# "Last Post By"



## Carbs (Oct 28, 2015)

The old forum made it apparent who made the last post in a thread. Because I ain't so smart....I used to use that as a guide for if I've seen the most recent post or not in any given thread. Would it be easy to have this displayed? If not I can live without, but it would be cool!

Gracias


----------



## creativeforge (Oct 28, 2015)

Hi Carbs, how was it apparent?


----------



## Carbs (Oct 28, 2015)

Ah ok, I have to apologize. If I view the forum from my computer I can see which user posted last. 90% of the time I view the forum from my iPhone, and on my mobile device instead of saying the user name it only says "Latest: X" X meaning whatever time the post was made. 

This is a VERY small "problem" and I can definitely adjust.
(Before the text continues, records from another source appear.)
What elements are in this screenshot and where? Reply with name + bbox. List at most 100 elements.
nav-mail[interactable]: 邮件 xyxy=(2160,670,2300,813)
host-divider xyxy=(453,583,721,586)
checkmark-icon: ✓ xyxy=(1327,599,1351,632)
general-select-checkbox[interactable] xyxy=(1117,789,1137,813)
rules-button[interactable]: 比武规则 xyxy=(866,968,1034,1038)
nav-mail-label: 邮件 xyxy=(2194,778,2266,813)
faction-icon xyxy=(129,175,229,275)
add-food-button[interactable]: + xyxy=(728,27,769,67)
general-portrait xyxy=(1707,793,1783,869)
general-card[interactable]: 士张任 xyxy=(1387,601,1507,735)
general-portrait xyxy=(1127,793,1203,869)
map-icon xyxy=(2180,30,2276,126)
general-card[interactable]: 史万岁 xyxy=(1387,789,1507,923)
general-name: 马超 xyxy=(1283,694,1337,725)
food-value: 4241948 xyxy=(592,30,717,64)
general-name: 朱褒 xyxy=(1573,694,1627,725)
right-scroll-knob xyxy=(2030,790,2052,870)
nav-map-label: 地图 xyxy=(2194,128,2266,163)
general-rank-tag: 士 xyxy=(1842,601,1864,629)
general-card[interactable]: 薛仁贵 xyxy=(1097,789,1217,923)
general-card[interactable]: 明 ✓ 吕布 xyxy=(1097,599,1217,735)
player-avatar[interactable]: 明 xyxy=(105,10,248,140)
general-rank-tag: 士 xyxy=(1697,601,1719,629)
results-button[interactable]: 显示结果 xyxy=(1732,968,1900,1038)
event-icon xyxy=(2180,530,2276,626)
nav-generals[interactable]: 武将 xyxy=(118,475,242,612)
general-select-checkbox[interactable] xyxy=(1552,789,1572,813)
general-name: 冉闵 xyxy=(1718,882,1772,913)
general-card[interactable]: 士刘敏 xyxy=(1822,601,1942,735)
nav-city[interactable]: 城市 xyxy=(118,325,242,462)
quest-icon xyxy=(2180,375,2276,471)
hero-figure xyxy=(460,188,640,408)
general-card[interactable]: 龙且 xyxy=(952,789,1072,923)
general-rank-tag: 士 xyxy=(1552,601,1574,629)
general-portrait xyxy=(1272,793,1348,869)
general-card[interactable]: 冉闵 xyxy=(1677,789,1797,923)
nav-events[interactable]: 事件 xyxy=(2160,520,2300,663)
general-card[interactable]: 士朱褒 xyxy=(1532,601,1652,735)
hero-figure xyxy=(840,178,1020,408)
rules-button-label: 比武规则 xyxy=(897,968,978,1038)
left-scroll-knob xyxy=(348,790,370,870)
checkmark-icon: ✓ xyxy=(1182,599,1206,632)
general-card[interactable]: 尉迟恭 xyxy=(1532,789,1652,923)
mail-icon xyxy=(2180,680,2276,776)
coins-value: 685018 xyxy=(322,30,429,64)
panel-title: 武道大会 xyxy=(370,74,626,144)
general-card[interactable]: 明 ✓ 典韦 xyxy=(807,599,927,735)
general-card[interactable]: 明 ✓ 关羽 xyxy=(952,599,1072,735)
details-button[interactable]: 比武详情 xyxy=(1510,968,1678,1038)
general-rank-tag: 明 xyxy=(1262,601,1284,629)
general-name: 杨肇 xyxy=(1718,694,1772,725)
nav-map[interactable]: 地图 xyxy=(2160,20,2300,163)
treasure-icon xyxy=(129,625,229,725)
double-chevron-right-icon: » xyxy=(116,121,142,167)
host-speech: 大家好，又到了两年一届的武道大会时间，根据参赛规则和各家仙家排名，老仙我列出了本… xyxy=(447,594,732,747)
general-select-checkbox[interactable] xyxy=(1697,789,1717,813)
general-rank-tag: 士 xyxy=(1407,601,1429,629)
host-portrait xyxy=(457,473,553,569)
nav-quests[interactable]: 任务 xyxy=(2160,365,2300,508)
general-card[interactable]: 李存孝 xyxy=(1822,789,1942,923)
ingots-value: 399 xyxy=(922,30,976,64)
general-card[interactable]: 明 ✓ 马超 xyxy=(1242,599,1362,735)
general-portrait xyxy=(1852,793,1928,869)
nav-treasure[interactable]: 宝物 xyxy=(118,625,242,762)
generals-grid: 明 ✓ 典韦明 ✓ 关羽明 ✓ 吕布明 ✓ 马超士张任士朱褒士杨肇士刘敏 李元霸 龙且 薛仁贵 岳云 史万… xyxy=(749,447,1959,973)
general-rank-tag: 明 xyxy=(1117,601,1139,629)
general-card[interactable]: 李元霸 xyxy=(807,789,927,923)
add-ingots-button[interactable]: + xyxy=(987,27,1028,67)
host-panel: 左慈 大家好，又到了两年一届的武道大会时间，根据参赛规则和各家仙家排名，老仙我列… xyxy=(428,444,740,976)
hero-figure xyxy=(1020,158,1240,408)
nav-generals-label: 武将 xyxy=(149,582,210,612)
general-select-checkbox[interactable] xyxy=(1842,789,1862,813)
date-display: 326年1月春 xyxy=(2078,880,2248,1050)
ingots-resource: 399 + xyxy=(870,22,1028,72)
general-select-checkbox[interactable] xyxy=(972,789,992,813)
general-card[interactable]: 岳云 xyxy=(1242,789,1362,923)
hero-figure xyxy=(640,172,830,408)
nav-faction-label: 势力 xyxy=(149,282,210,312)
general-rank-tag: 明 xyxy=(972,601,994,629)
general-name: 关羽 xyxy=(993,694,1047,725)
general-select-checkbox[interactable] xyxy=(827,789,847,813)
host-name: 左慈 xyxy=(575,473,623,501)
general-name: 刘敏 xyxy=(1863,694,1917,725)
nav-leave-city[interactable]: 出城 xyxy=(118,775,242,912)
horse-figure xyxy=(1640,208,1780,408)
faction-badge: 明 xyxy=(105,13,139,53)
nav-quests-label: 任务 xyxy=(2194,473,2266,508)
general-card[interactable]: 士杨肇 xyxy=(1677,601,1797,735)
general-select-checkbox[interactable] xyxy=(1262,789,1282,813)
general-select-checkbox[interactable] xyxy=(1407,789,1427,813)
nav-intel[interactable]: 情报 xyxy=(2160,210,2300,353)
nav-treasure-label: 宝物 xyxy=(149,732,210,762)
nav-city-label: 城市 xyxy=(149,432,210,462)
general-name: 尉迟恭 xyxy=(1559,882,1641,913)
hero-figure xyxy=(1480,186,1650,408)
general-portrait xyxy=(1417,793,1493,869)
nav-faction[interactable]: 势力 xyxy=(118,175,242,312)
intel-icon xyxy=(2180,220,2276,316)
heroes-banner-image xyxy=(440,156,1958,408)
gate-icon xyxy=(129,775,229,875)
I just thought it disappeared altogether. I appreciate all the work you've done on this site and do not want to make mountains out of mole hills!


----------



## creativeforge (Oct 28, 2015)

It's all good, thanks!  Please tell me what would be best for mobile, I will see if it can be done easily...

Cheers,

Andre


----------



## Carbs (Oct 28, 2015)

I'll definitely do so if the need arises, as it stands now I think I can get by using the "recent posts" button and actually be better off. Thanks for being so receptive to ideas, though!! 

Best,
Dave


----------